Nous avons pu tester Necrom en avant-première

À l'occasion d’un événement presse présentant le prochain Chapitre de TESO, nous avons pu mettre les mains sur Necrom et explorer la Péninsule Telvanni et Apocrypha avec la nouvelle classe, l’arcaniste. Nous vous narrons ce que nous y avons vu.

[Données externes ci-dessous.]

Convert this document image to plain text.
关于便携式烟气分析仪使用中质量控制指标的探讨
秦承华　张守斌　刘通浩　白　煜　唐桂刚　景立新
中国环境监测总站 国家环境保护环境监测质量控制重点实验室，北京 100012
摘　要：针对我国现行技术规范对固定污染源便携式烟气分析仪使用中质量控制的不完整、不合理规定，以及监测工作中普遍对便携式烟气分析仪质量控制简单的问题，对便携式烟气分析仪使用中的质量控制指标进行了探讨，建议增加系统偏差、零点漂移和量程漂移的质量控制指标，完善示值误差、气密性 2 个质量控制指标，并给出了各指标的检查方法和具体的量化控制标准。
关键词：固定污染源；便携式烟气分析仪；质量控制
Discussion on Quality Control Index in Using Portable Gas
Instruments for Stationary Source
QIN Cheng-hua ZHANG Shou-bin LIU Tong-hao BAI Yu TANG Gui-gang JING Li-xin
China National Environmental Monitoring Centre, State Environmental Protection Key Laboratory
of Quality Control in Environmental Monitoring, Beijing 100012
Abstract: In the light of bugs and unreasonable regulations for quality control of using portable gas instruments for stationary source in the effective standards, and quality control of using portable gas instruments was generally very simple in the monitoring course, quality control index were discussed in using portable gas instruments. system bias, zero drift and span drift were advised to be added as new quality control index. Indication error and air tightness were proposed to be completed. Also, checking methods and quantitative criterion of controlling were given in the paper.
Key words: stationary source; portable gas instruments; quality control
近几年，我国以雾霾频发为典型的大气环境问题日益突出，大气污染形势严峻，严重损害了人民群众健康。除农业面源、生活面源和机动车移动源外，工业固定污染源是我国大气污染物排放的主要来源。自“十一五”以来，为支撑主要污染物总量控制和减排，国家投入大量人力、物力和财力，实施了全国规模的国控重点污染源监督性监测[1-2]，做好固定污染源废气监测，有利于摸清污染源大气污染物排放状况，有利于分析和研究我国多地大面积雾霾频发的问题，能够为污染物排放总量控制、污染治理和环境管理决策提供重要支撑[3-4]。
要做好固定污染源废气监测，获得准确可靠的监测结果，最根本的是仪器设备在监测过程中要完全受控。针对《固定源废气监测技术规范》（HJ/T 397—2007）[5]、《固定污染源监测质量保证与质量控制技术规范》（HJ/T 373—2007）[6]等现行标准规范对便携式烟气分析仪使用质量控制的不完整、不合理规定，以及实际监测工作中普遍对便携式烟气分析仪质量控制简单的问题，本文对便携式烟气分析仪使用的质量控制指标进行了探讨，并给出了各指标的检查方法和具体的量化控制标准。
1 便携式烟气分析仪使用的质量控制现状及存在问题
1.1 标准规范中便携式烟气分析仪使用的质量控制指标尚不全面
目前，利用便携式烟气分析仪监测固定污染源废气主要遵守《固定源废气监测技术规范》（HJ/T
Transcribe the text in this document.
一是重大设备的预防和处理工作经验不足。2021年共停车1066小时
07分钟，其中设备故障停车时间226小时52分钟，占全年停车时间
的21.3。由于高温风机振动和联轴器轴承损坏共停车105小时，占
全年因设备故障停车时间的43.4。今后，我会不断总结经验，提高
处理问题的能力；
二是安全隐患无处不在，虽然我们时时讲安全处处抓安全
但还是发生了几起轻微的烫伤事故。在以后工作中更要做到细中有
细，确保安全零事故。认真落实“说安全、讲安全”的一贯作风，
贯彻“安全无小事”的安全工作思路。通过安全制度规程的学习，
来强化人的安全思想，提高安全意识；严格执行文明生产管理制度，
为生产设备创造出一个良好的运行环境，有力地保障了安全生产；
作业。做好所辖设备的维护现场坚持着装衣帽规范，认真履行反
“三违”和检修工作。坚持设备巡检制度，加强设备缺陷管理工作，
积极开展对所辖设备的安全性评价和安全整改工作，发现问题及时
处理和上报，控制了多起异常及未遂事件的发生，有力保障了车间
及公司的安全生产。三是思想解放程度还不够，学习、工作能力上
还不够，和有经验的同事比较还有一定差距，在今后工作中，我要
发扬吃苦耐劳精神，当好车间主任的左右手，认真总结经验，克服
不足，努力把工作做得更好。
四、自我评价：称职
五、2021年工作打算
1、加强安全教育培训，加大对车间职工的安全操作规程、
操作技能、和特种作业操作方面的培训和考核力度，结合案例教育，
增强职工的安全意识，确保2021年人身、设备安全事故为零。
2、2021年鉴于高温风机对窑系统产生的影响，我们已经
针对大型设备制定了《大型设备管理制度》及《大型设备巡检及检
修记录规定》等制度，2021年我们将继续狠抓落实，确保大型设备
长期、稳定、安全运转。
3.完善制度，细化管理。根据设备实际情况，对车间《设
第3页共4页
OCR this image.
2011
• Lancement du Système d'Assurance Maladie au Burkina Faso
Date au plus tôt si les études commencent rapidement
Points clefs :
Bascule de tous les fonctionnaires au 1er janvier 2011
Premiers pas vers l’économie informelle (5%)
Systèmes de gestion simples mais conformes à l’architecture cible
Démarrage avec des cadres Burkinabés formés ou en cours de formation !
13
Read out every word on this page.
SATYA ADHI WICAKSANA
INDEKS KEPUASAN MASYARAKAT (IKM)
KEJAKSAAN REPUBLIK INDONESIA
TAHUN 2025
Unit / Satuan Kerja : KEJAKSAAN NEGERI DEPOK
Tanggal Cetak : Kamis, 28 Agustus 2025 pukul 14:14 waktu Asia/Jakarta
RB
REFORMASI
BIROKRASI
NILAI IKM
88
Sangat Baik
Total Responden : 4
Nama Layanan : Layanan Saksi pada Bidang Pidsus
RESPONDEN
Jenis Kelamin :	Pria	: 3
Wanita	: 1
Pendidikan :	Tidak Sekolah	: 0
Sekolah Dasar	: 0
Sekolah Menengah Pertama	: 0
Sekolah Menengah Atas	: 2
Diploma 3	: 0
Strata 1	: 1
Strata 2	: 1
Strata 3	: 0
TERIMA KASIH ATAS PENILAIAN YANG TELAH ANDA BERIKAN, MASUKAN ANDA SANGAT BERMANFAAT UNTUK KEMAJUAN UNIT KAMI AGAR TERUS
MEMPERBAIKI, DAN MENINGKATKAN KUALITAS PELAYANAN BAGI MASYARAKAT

The Elder Scrolls Online: Necrom

Entre le visible et ce qui n’a pas encore été vu, ce qui semble et ce qui est, se trouve le gouffre de l'ignorance. Le destin de l'Homme dérive comme des algues dans le filet de Son esprit. – Adorateur de Hermaeus Mora

Nous nous sommes laissés dériver, comme des algues, sur les rivages humides de la Péninsule Telvanni. Ces rivages, nous ne les avions pour ainsi dire jamais vus. Ou bien il y a si longtemps, dans nos errances sur TES: Arena, que les grains de leur sable ressemblent dans les fragments de nos souvenirs à des milliers de petits carrés flous. C’est une terre étrange où les cèpes ont la taille des mauvaises promesses et absorbent l’eau salée comme un mouchoir boit les larmes des trahis. Et pourtant, à les regarder, ces champignons fructifient sur un paysage qui ressemble à un vieux rêve familier. Et plus nous avançons sur cette lande faite de trous où gisent les mares salines, plus nous comprenons que cette saumure n’est pas faite de larmes, mais de mélancolie. Une fonge qui s’abreuve des humeurs des êtres qui la foule. Car quelque part sur cette grève infinie, encastrée dans la cage thoracique que forme quelqu’invraisemblable structure rocheuse, se trouve Necrom, la cité des morts. Les processions qui strient ces terres s’y rendent toutes, en recueillement, dans la nostalgie de la mémoire des défunts. Nous aussi, nous strions en silence, suivant les cortèges pour éviter les flaques trop profondes. Parce que nous ignorons encore tout de ces glaises volcaniques, et que nous voulons éviter le gouffre.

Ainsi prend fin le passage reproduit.